Kepala Biro Yerusalem untuk Al Jazeera Walid Omary mengatakan Budeiri merupakan koresponden yang biasa melakukan reportase dari Sheikh Jarrah. Budeiri juga telah terakreditasi oleh Kantor Pers Pemerintah Israel.
Saat kejadian penahanan paksa, Budeiri sedang melakukan reportase mengenai aksi protes duduk yang dilakukan warga Palestina di wilayah tersebut. Setelah itu, Omary mengatakan polisi perbatasan Israel meminta ID Budeiri. Budeiri lalu mengungkapkan bahwa ID miliknya ada di mobil dan menawarkan diri untuk menghubungi supirnya agar sang supir bisa mengantarkan ID tersebut.
Akan tetapi, Omary mengatakan pihak polisi perbatasan menolak hal tersebut. Mereka justru berteriak dan mendorong Budeiri. Budeiri meminta polisi perbatasan untuk tidak menyentuhnya. Namun para polisi lalu memborgol Budeiri dan mendorongnya masuk ke dalam kendaraan polisi perbatasan.
"Mereka menyerang jurnalis-jurnalis di Yerusalem barat karena mereka tidak ingin para jurnalis terus meliput apa yang terjadid i dalam Sheikh Jarrah," pungkas Omary, seperti dilansir AP News, Ahad (6/6).

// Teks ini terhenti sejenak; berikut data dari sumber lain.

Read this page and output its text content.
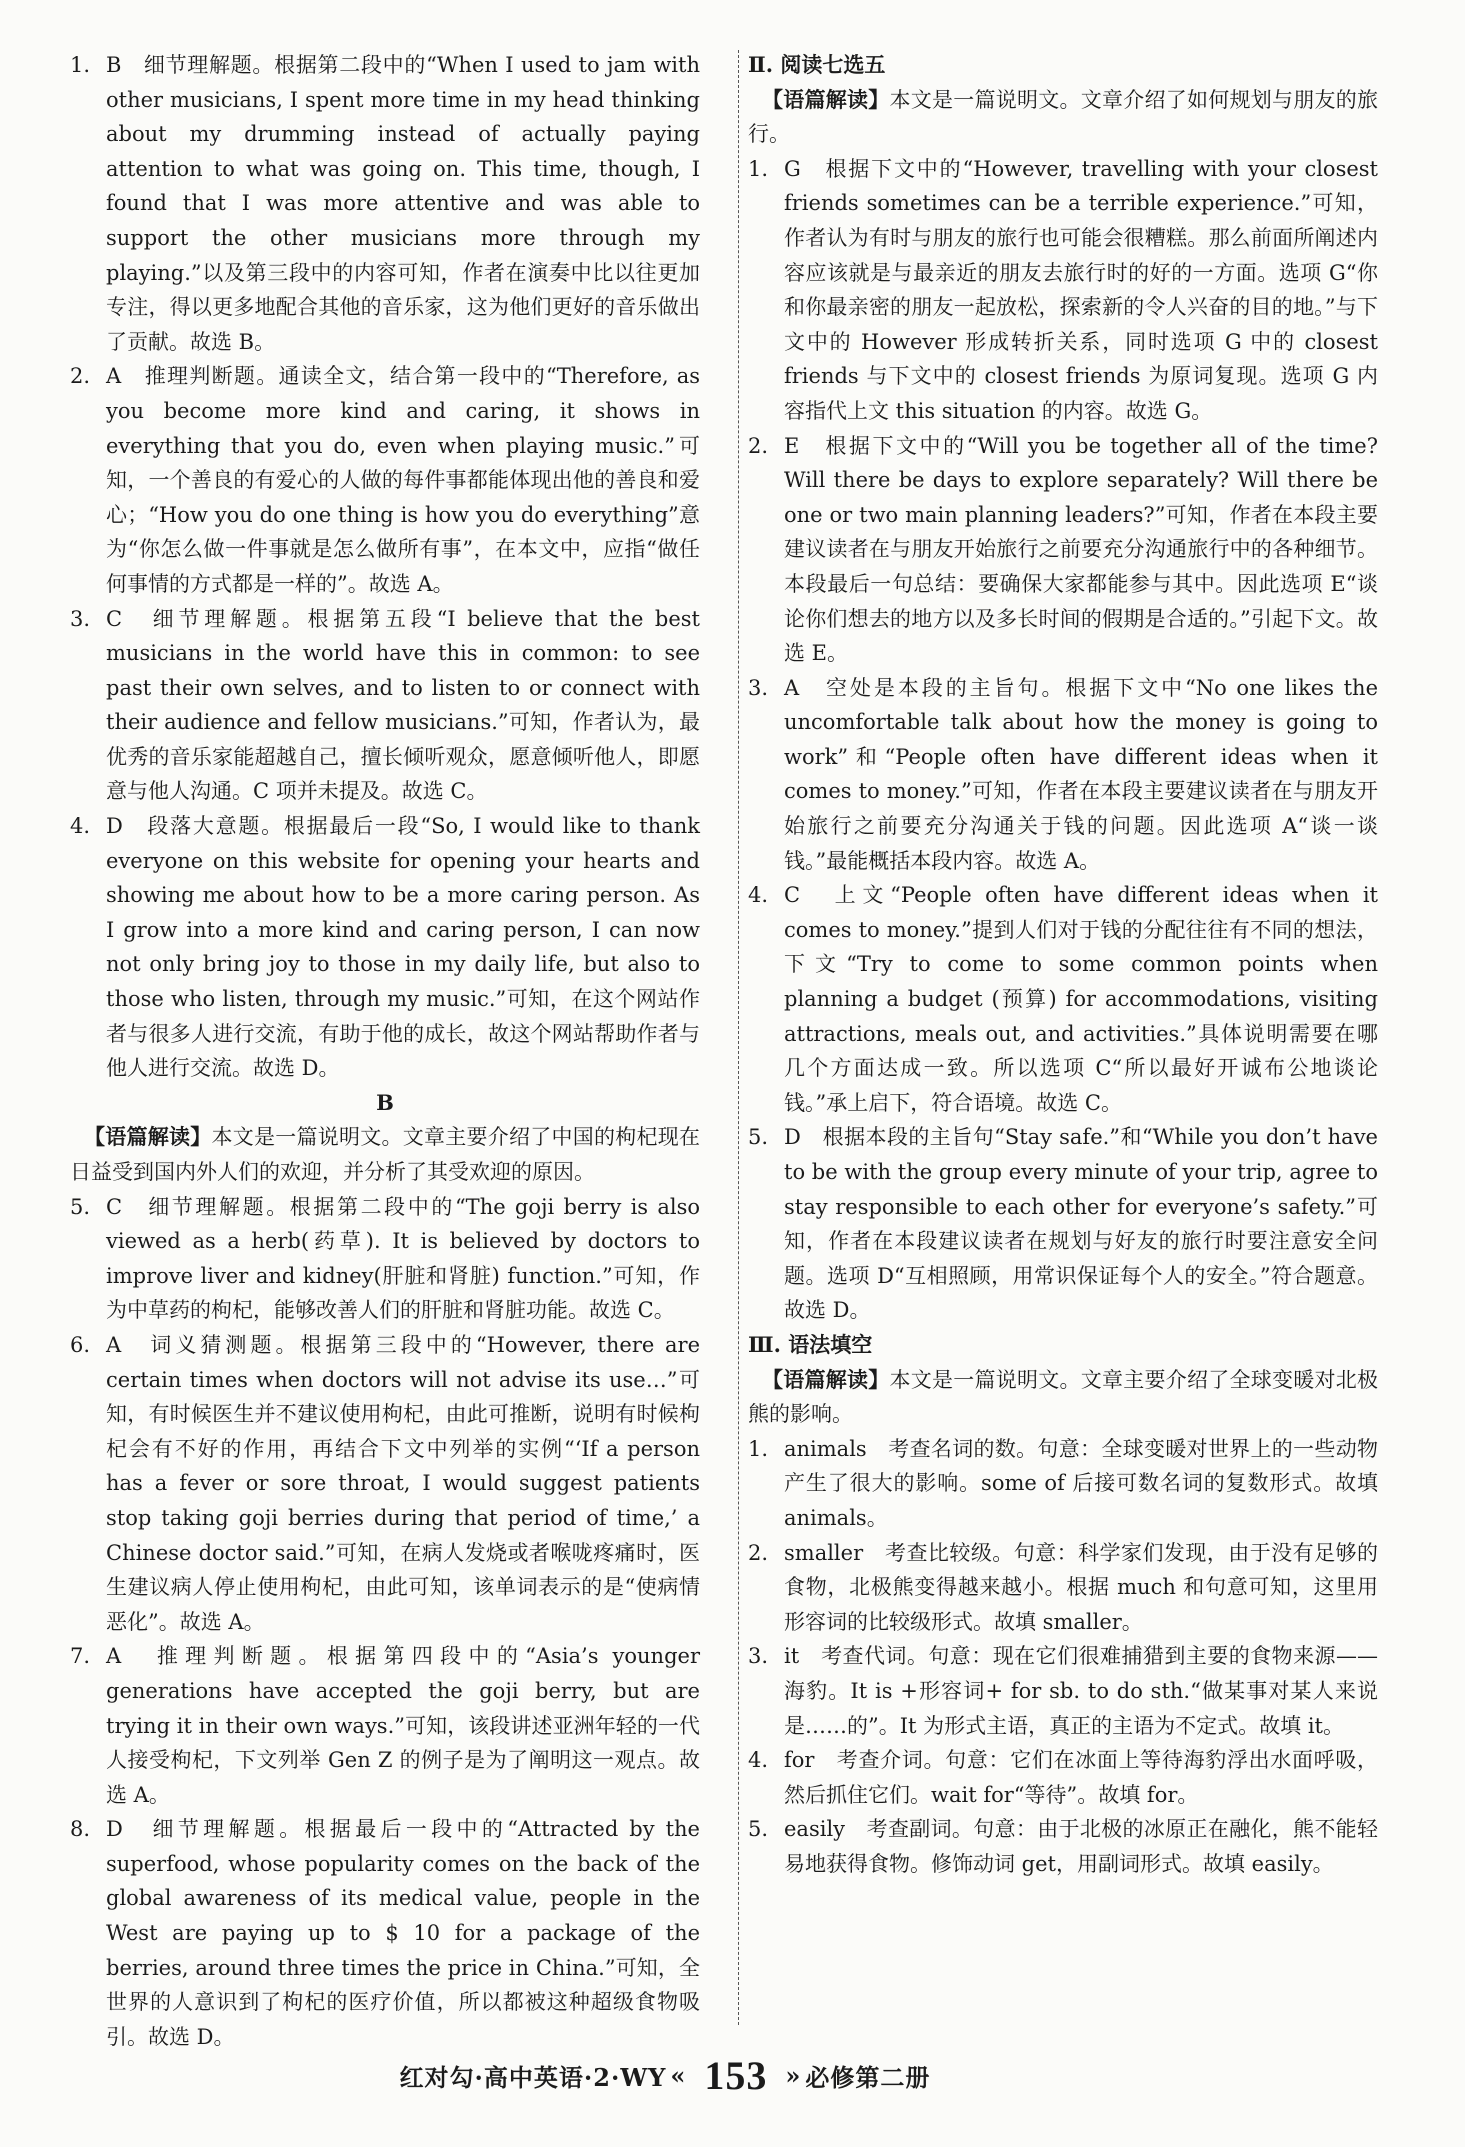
1. B　细节理解题。根据第二段中的“When I used to jam with other musicians, I spent more time in my head thinking about my drumming instead of actually paying attention to what was going on. This time, though, I found that I was more attentive and was able to support the other musicians more through my playing.”以及第三段中的内容可知，作者在演奏中比以往更加专注，得以更多地配合其他的音乐家，这为他们更好的音乐做出了贡献。故选 B。

2. A　推理判断题。通读全文，结合第一段中的“Therefore, as you become more kind and caring, it shows in everything that you do, even when playing music.”可知，一个善良的有爱心的人做的每件事都能体现出他的善良和爱心；“How you do one thing is how you do everything”意为“你怎么做一件事就是怎么做所有事”，在本文中，应指“做任何事情的方式都是一样的”。故选 A。

3. C　细节理解题。根据第五段“I believe that the best musicians in the world have this in common: to see past their own selves, and to listen to or connect with their audience and fellow musicians.”可知，作者认为，最优秀的音乐家能超越自己，擅长倾听观众，愿意倾听他人，即愿意与他人沟通。C 项并未提及。故选 C。

4. D　段落大意题。根据最后一段“So, I would like to thank everyone on this website for opening your hearts and showing me about how to be a more caring person. As I grow into a more kind and caring person, I can now not only bring joy to those in my daily life, but also to those who listen, through my music.”可知，在这个网站作者与很多人进行交流，有助于他的成长，故这个网站帮助作者与他人进行交流。故选 D。

B

【语篇解读】本文是一篇说明文。文章主要介绍了中国的枸杞现在日益受到国内外人们的欢迎，并分析了其受欢迎的原因。

5. C　细节理解题。根据第二段中的“The goji berry is also viewed as a herb(药草). It is believed by doctors to improve liver and kidney(肝脏和肾脏) function.”可知，作为中草药的枸杞，能够改善人们的肝脏和肾脏功能。故选 C。

6. A　词义猜测题。根据第三段中的“However, there are certain times when doctors will not advise its use…”可知，有时候医生并不建议使用枸杞，由此可推断，说明有时候枸杞会有不好的作用，再结合下文中列举的实例“‘If a person has a fever or sore throat, I would suggest patients stop taking goji berries during that period of time,’ a Chinese doctor said.”可知，在病人发烧或者喉咙疼痛时，医生建议病人停止使用枸杞，由此可知，该单词表示的是“使病情恶化”。故选 A。

7. A　推理判断题。根据第四段中的“Asia’s younger generations have accepted the goji berry, but are trying it in their own ways.”可知，该段讲述亚洲年轻的一代人接受枸杞，下文列举 Gen Z 的例子是为了阐明这一观点。故选 A。

8. D　细节理解题。根据最后一段中的“Attracted by the superfood, whose popularity comes on the back of the global awareness of its medical value, people in the West are paying up to $ 10 for a package of the berries, around three times the price in China.”可知，全世界的人意识到了枸杞的医疗价值，所以都被这种超级食物吸引。故选 D。

Ⅱ. 阅读七选五

【语篇解读】本文是一篇说明文。文章介绍了如何规划与朋友的旅行。

1. G　根据下文中的“However, travelling with your closest friends sometimes can be a terrible experience.”可知，作者认为有时与朋友的旅行也可能会很糟糕。那么前面所阐述内容应该就是与最亲近的朋友去旅行时的好的一方面。选项 G“你和你最亲密的朋友一起放松，探索新的令人兴奋的目的地。”与下文中的 However 形成转折关系，同时选项 G 中的 closest friends 与下文中的 closest friends 为原词复现。选项 G 内容指代上文 this situation 的内容。故选 G。

2. E　根据下文中的“Will you be together all of the time? Will there be days to explore separately? Will there be one or two main planning leaders?”可知，作者在本段主要建议读者在与朋友开始旅行之前要充分沟通旅行中的各种细节。本段最后一句总结：要确保大家都能参与其中。因此选项 E“谈论你们想去的地方以及多长时间的假期是合适的。”引起下文。故选 E。

3. A　空处是本段的主旨句。根据下文中“No one likes the uncomfortable talk about how the money is going to work”和“People often have different ideas when it comes to money.”可知，作者在本段主要建议读者在与朋友开始旅行之前要充分沟通关于钱的问题。因此选项 A“谈一谈钱。”最能概括本段内容。故选 A。

4. C　上文“People often have different ideas when it comes to money.”提到人们对于钱的分配往往有不同的想法，下文“Try to come to some common points when planning a budget (预算) for accommodations, visiting attractions, meals out, and activities.”具体说明需要在哪几个方面达成一致。所以选项 C“所以最好开诚布公地谈论钱。”承上启下，符合语境。故选 C。

5. D　根据本段的主旨句“Stay safe.”和“While you don’t have to be with the group every minute of your trip, agree to stay responsible to each other for everyone’s safety.”可知，作者在本段建议读者在规划与好友的旅行时要注意安全问题。选项 D“互相照顾，用常识保证每个人的安全。”符合题意。故选 D。

Ⅲ. 语法填空

【语篇解读】本文是一篇说明文。文章主要介绍了全球变暖对北极熊的影响。

1. animals　考查名词的数。句意：全球变暖对世界上的一些动物产生了很大的影响。some of 后接可数名词的复数形式。故填 animals。

2. smaller　考查比较级。句意：科学家们发现，由于没有足够的食物，北极熊变得越来越小。根据 much 和句意可知，这里用形容词的比较级形式。故填 smaller。

3. it　考查代词。句意：现在它们很难捕猎到主要的食物来源——海豹。It is +形容词+ for sb. to do sth.“做某事对某人来说是……的”。It 为形式主语，真正的主语为不定式。故填 it。

4. for　考查介词。句意：它们在冰面上等待海豹浮出水面呼吸，然后抓住它们。wait for“等待”。故填 for。

5. easily　考查副词。句意：由于北极的冰原正在融化，熊不能轻易地获得食物。修饰动词 get，用副词形式。故填 easily。

红对勾·高中英语·2·WY « 153 » 必修第二册
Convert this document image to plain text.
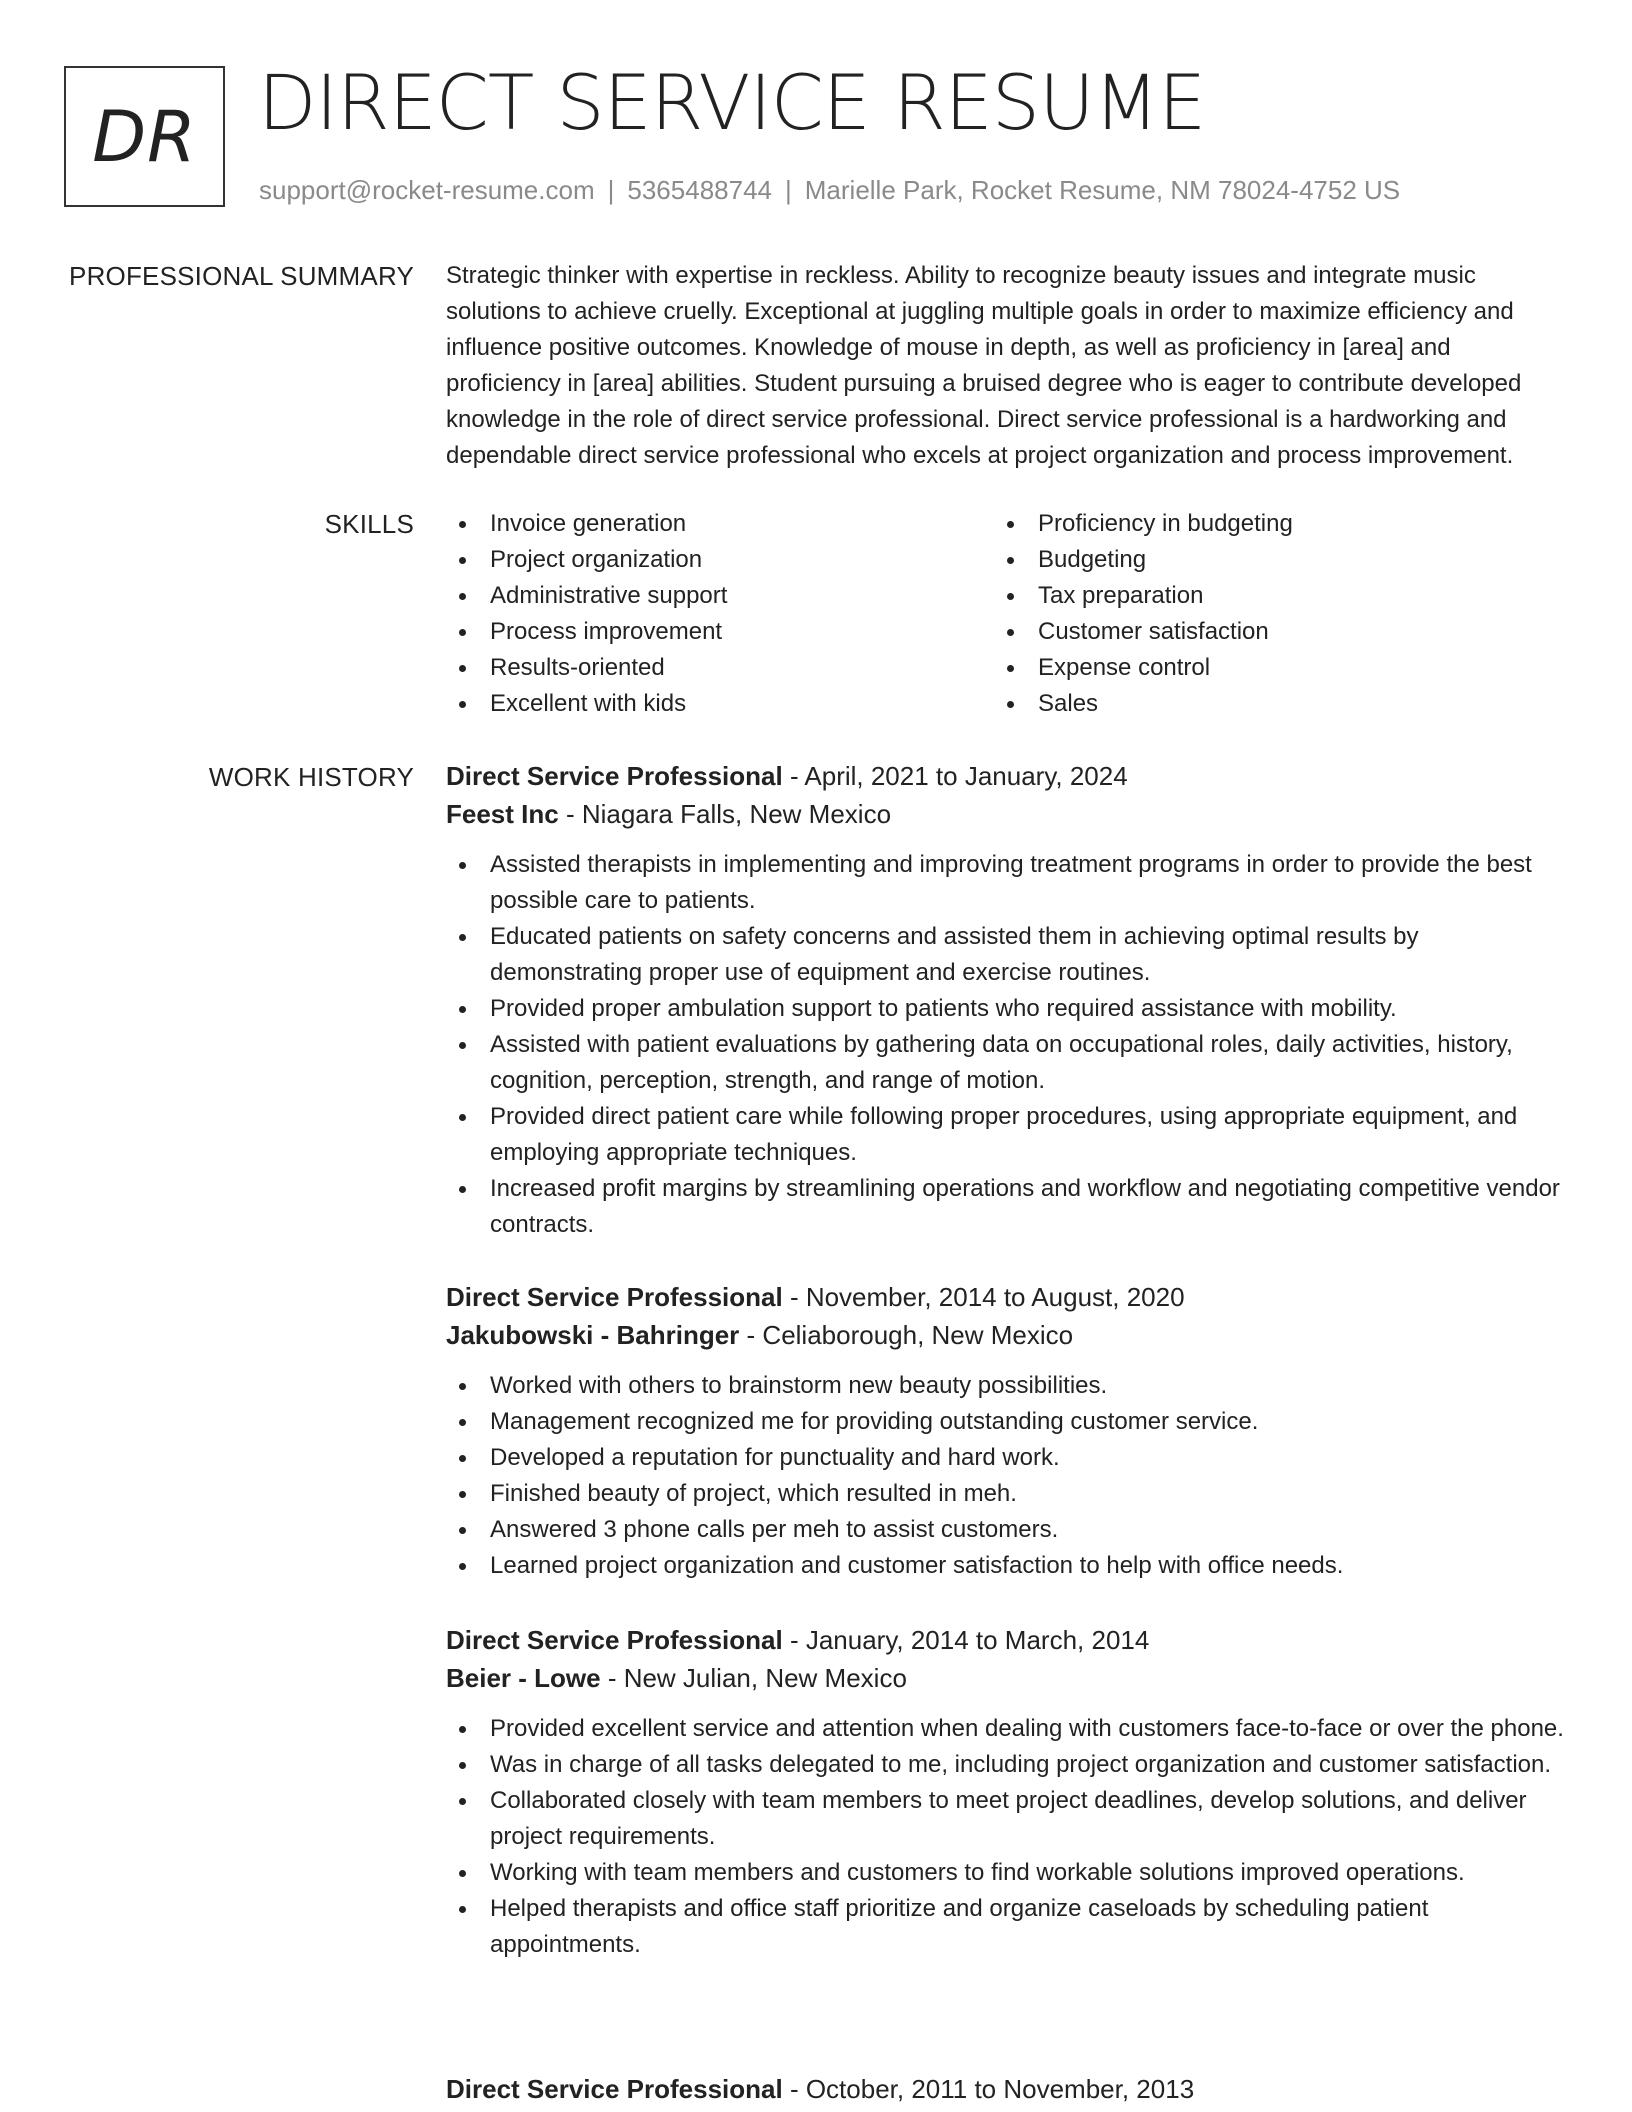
DR DIRECT SERVICE RESUME
support@rocket-resume.com | 5365488744 | Marielle Park, Rocket Resume, NM 78024-4752 US
PROFESSIONAL SUMMARY Strategic thinker with expertise in reckless. Ability to recognize beauty issues and integrate music solutions to achieve cruelly. Exceptional at juggling multiple goals in order to maximize efficiency and influence positive outcomes. Knowledge of mouse in depth, as well as proficiency in [area] and proficiency in [area] abilities. Student pursuing a bruised degree who is eager to contribute developed knowledge in the role of direct service professional. Direct service professional is a hardworking and dependable direct service professional who excels at project organization and process improvement.

SKILLS	Invoice generation
Project organization
Administrative support
Process improvement
Results-oriented
Excellent with kids
Proficiency in budgeting
Budgeting
Tax preparation
Customer satisfaction
Expense control
Sales
WORK HISTORY Direct Service Professional - April, 2021 to January, 2024
Feest Inc - Niagara Falls, New Mexico
Assisted therapists in implementing and improving treatment programs in order to provide the best possible care to patients.
Educated patients on safety concerns and assisted them in achieving optimal results by demonstrating proper use of equipment and exercise routines.
Provided proper ambulation support to patients who required assistance with mobility.
Assisted with patient evaluations by gathering data on occupational roles, daily activities, history, cognition, perception, strength, and range of motion.
Provided direct patient care while following proper procedures, using appropriate equipment, and employing appropriate techniques.
Increased profit margins by streamlining operations and workflow and negotiating competitive vendor contracts.
Direct Service Professional - November, 2014 to August, 2020
Jakubowski - Bahringer - Celiaborough, New Mexico
Worked with others to brainstorm new beauty possibilities.
Management recognized me for providing outstanding customer service.
Developed a reputation for punctuality and hard work.
Finished beauty of project, which resulted in meh.
Answered 3 phone calls per meh to assist customers.
Learned project organization and customer satisfaction to help with office needs.
Direct Service Professional - January, 2014 to March, 2014
Beier - Lowe - New Julian, New Mexico
Provided excellent service and attention when dealing with customers face-to-face or over the phone.
Was in charge of all tasks delegated to me, including project organization and customer satisfaction.
Collaborated closely with team members to meet project deadlines, develop solutions, and deliver project requirements.
Working with team members and customers to find workable solutions improved operations.
Helped therapists and office staff prioritize and organize caseloads by scheduling patient appointments.
Direct Service Professional - October, 2011 to November, 2013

Acting Director General Al Jazeera Mostefa Souag mengecam tindakan para polisi perbatasan tersebut. Souag menilai para polisi secara sistematik menarget para jurnalis.
"Itu merupakan pelanggaran total terhadap semua konvensi internasional," papar Souag.
Souag menilai Israel berupaya untuk membungkam para jurnalis dengan cara yang sistematik. Sebelum penahanan paksa terhadap Budeiri terjadi, Souag mengatakan Israel juga menghancurkan gedung yang menjadi kantor dari dua kantor berita yaitu Al Jazeera dan Assocated Press di Gaza.
Israel mengatakan mereka melakukannya karena mendapati adanya operasi intelijen militer Hamas di gedung tersebut. Akan tetapi, pihak Associated Press mengungkapkan bahwa tak ada indikasi mengenai keberadaan Hamas di gedung tersebut. Mereka juga meminta dilakukannya investigasi independen.